Vous êtes nés à la bonne époque, Matthieu Jung
Vous êtes nés à la bonne époque – 224 pages, 17,50 €
Ecrivain(s): Matthieu Jung Edition: StockNathalie est une sorte d’anti-Bridget Jones. Elle a réussi professionnellement. Elle est médecin et propriétaire d’un appartement de 95m2 rue Sedaine à Paris. Elle a eu une fille d’un premier mariage dont elle a réussi l’éducation. Elle est séduisante.
Et pourtant un problème de plus en plus insoluble se pose dans sa vie : elle aimerait avoir un deuxième enfant.
Elle pensait qu’Alain en serait le père, mais ils se sont séparés après six ans de vie commune. Six ans de perdu pour Nathalie, car, à 42 ans, l’horloge biologique tourne, et elle tourne de plus en plus vite.
Ce deuxième enfant devient une obsession.
Un jour, elle rencontre Arno.
Le problème c’est qu’Arno est jeune, la vingtaine, à peu près l’âge de sa fille. Nathalie ne peut pas concevoir d’engager une quelconque aventure avec lui. Mais quelque chose l’attire, irrésistiblement. Elle fréquente de plus en plus souvent le restaurant, le Bar Bouillage, où Arno est serveur en espérant, un jour, peut-être, pouvoir vivre de ses toiles.
Les déjeuners là-bas illuminent cette « désolation lunaire » qu’est devenue sa vie sentimentale, ce« néant amoureux ».
Elle discute beaucoup avec lui. Tout semble si facile. Elle se confie comme elle ne l’avait jamais fait avec personne. C’est la première fois que quelqu’un la comprend si bien et l’écoute. Et pourtant, ce n’est qu’un « gamin ». Elle ne peut pas se résoudre à envisager autre chose qu’une relation amicale. Passer à l’acte ? Certainement pas. Elle a des principes. Mais quels principes au fond ? La différence d’âge ? A-t-elle peur de devenir une cougar ?

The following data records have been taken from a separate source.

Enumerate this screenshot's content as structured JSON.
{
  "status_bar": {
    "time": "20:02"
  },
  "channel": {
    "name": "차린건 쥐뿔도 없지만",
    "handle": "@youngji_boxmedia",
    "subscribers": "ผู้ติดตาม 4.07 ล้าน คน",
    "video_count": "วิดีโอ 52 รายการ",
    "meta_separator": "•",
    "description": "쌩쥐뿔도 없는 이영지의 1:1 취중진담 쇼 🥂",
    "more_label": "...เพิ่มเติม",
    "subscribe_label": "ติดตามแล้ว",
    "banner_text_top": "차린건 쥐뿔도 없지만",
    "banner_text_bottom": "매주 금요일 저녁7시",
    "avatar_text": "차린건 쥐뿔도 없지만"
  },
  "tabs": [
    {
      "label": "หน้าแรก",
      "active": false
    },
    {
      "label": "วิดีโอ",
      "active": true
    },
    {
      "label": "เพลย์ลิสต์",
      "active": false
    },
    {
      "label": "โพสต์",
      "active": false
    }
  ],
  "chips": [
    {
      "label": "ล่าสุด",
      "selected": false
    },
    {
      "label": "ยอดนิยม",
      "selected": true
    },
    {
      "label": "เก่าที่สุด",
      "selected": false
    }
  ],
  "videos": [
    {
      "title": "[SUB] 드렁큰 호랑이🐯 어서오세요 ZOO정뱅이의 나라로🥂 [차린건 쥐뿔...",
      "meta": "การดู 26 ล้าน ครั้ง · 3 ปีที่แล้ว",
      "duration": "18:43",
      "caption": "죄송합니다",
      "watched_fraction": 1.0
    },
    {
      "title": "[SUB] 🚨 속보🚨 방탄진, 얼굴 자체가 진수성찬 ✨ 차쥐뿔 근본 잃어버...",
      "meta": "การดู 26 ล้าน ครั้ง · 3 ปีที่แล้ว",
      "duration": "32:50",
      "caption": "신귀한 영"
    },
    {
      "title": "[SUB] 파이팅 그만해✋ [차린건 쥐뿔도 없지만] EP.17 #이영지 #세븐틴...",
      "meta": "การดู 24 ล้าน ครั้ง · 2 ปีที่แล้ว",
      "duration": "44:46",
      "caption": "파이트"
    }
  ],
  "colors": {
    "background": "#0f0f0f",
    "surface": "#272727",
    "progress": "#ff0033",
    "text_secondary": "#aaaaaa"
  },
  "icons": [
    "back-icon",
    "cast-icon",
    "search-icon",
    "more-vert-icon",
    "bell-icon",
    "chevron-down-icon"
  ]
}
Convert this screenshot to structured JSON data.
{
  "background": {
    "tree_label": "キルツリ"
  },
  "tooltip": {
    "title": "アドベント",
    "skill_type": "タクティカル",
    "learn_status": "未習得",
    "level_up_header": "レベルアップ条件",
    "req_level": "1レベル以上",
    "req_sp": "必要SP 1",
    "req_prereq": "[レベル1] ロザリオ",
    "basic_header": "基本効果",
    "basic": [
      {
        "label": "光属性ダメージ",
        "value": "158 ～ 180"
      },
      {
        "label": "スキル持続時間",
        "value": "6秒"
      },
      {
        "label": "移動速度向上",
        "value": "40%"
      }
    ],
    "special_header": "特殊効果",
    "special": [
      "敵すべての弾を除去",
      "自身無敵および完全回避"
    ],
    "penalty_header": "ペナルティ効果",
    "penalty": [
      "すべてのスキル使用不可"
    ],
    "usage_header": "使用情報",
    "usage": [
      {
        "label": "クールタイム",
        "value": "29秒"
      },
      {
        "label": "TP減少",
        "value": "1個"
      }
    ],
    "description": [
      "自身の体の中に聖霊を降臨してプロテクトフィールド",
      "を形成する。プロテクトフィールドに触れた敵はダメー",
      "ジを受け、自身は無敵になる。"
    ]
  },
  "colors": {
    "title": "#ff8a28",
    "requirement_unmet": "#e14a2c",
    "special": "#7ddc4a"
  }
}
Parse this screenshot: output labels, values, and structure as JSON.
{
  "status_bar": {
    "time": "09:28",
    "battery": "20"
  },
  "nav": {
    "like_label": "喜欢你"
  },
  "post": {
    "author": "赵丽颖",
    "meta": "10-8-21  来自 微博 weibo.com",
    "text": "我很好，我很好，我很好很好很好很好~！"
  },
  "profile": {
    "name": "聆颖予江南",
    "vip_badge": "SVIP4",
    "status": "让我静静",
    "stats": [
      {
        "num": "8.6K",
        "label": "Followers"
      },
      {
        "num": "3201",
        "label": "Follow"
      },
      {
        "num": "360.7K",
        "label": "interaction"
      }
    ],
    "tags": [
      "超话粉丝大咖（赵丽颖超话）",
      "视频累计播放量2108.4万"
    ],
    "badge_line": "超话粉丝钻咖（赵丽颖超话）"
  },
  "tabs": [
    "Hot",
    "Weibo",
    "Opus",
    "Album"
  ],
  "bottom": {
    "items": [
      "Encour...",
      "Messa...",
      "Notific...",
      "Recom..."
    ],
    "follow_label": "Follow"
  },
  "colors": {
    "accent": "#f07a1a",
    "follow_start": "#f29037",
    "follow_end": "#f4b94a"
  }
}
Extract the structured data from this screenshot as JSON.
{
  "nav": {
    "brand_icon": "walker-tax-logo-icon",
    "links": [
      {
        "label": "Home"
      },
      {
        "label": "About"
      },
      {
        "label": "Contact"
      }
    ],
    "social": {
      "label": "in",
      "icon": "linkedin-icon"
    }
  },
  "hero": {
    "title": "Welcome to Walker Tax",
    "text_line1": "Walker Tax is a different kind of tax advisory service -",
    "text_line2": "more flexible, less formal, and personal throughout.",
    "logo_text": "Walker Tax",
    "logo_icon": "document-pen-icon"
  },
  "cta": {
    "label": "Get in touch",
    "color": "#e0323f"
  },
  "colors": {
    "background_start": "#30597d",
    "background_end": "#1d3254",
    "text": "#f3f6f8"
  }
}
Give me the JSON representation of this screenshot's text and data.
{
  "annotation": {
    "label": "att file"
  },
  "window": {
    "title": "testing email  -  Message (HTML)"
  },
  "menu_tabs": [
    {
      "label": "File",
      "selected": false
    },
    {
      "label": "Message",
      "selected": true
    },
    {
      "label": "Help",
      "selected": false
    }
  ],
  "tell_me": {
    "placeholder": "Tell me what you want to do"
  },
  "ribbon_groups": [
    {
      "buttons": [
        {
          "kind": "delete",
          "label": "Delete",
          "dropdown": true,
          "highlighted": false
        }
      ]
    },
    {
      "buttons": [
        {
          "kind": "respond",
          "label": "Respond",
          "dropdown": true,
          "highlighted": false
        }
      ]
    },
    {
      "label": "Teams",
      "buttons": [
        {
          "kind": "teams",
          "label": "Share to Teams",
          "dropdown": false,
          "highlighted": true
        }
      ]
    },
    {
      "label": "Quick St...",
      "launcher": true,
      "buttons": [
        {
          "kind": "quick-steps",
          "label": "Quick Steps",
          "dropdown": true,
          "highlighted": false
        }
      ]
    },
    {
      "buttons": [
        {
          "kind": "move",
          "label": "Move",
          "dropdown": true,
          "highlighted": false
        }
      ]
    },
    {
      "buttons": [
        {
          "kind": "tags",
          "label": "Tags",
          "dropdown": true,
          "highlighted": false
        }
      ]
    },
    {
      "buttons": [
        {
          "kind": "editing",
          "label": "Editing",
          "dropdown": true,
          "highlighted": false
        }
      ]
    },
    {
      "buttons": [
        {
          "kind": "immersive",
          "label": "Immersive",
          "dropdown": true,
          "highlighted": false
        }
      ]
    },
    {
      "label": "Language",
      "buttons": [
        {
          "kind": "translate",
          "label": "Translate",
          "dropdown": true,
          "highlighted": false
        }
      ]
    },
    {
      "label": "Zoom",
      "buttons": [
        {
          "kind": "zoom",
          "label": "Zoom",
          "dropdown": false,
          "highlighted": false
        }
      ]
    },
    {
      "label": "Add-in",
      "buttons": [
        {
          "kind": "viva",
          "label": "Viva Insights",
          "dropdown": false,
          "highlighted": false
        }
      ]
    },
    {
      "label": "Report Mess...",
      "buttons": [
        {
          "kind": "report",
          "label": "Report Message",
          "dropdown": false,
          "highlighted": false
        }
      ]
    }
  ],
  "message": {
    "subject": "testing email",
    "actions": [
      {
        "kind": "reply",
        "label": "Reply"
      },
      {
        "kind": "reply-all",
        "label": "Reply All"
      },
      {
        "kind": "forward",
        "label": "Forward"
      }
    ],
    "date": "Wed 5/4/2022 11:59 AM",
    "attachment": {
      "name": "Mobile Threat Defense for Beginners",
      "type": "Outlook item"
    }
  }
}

Comme dans son précédent opus, le très réussi Principe de précaution (on appréciera notamment le retour remarqué de cet « abominable » Lionel) Matthieu Jung excelle à décrire l’air du temps. Il croque des situations plus vraies que nature. En le lisant, vous vous dites, oui, c’est exactement ça, c’est juste, c’est bien vu. Ses descriptions sont toujours bien senties. L’appartement parisien trop petit d’Arno, un trou à rat loué des fortunes, qui donne à entendre tous les bruits des voisins. Les enfants des quartiers riches gardés par des nounous noires. Les soirées de trentenaires où l’on ne parle que de bébés…
On se croirait dans un film de Claude Sautet, ainsi qu’il le fait dire à son personnage.
« Et alors on se serait cru – volutes de Gitanes en moins – dans un de ces Sautet “première période” que je regardais le dimanche soir, au début des années quatre-vingt, anxieuse du devoir surveillé de géographie que Mme Lamboley nous avait concocté pour le lendemain, quand, approchant son visage du passe-plat, Arno a crié en direction des cuisines : “Un p’tit salé, un !” »
Mais c’est un film de Claude Sautet des années 2010. Pas de volutes de Gitanes donc (ce petit détail qui fait mouche) mais plus de cynisme et de désespoir dans un monde certainement plus cruel. C’est le sens du décalage et une bonne dose d’humour qui viennent à la rescousse des personnages. Quelques exemples :
« Il serait bon qu’elle surmonte sa phobie des dentistes parce qu’une femme aussi coquette arborant ces chicots, c’est rebutant. »
« Je m’appelle Arno avec un o comme dans Hitler. »
Vous êtes nés à la bonne époque est un livre est très bavard. Les dialogues abondent. Plus que la narration, ce sont grâce à eux que l’intrigue avance.
Le livre est à la fois léger et profond. On parle gravement de choses légères et légèrement des sujets graves. Jusqu'à cette dernière ligne, une véritable claque qui vous faire reconsidérer complètement le roman. Car Matthieu Jung n’est pas seulement un fin analyste de la société, c’est aussi un manipulateur. Il y a quelque chose de retors en lui. Ceux qui avaient lu Principe de précaution le savaient déjà.